Lauren Frances is an internationally acclaimed love and relationships expert, author and Hollywood’s go-to love coach and online dating expert. She’s been featured on Bravo, Extra and VH1, amongst many others, and her “Cyberflirt Podcast Programs” for online daters and “Romantic Reboot” tele-classes have been called “Pure gold.” Frances authored “Dating, Mating, and Manhandling,” now an international bestseller. Plus, her “Man Magnet Makeovers” and online programs have launched thousands of wonderful love stories around the globe.
Email this post Email this post
Bookmark and Share

3 Comments »

  • Magi says:

    Please tell us about the ones who tell us everything they “think” we want to hear, all the while just scheming to get “cozy”, get what they want, and get out! I know they are out there, have met a few myself, luckily I caught on very quickly, before it was too late. But I have met women that have fallen for this very type and have been seriously hurt by them.
    Some tell-tale signs would be helpful for women that keep falling into the same trap everytime…

  • ruth says:

    “Elementary, my dear Watson . .

    Sherlock Holmes

  • Kim says:

    Brilliant!! Perfect advice.
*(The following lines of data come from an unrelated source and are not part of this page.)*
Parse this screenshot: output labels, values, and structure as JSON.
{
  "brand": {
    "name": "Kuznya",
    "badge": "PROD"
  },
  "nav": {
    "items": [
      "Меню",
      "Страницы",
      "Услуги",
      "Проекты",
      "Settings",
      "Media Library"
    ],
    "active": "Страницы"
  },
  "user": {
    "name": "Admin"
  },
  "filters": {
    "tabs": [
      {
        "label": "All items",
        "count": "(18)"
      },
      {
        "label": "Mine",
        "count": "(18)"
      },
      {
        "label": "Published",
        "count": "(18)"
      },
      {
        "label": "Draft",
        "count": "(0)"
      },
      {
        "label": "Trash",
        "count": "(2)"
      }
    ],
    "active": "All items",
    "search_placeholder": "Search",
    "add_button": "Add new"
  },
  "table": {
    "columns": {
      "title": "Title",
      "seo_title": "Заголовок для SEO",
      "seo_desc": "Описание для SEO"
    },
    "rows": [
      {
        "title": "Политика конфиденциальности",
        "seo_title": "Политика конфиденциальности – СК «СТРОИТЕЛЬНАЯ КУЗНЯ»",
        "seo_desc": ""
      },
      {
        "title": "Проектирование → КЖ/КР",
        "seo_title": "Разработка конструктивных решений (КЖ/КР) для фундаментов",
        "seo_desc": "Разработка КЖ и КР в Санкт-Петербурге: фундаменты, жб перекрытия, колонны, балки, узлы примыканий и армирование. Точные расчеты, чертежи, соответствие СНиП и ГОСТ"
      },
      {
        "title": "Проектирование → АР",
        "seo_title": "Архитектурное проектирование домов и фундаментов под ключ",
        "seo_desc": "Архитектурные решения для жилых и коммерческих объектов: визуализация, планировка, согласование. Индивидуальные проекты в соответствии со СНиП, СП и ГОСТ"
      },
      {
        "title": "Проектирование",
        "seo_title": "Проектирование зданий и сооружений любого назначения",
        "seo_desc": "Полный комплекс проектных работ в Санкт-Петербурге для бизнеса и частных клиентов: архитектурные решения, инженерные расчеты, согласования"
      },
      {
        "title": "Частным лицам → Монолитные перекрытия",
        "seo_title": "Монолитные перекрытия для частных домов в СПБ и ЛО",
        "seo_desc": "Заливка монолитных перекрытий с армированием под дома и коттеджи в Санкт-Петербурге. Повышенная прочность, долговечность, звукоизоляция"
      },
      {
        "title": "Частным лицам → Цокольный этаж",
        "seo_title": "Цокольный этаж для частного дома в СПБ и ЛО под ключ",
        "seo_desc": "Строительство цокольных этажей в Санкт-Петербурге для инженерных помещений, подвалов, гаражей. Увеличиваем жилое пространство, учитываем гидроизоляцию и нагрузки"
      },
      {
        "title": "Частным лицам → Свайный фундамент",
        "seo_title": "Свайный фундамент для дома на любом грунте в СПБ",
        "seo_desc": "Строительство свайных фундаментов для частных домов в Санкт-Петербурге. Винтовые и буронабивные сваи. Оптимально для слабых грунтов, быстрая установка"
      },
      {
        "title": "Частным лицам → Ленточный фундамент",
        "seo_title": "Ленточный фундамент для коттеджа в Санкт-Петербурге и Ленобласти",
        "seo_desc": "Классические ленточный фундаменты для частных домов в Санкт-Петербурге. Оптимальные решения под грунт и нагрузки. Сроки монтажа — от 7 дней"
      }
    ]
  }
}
Can’t wait to try it out!

Leave a comment!

Add your comment below, or trackback from your own site. You can also subscribe to these comments via RSS.

Be nice. Keep it clean. Stay on topic. No spam.

You can use these tags:

This is a Gravatar-enabled weblog. To get your own globally-recognized-avatar, please register at Gravatar.


+ 3 = six

Jmag Search
Search now! »
Please enter a zip code.

polls

  • How long do you wait before setting up a first date via 100hookup?

    View Results

    Loading ... Loading ...

fargo hookups

With that in mind, never hesitate as soon as you get the invite and go. Hold in mind that a wedding is a night lengthy celebration on which you never have to invest a single buck. And if that doesn t convince you, nothing at all will. portland rub ratings Eye catching folks from all more than about the globe would like to get to know you. Apart from, the site cooperates with the UserTrust union of vendors that track reputation via actual life testimonials. The SPDate site operates on the Nginx internet server that enhances the safety and digital performance of the busiest web sites on the Net. SPDate is a single of the well liked casual dating websites with a modern and trendy social media like design. The dating platform permits you to meet persons to hook up within your location. One of the causes why SPDate is a issue is because it delivers clean and fresh tips for casual dating. meet local women Nor really should you flirt outrageously with a single of your close friends and hope they ll get that you only want a fuck buddy. The stereotypes and various sexual scripts of males and females in hook ups have also been influenced drastically by diverse media, like motion pictures, tv, and ography. Frequently in media, women are depicted as sexual objects and guys are portrayed as there to objectify them. Moreover, media promotes the boys will be boys mentality.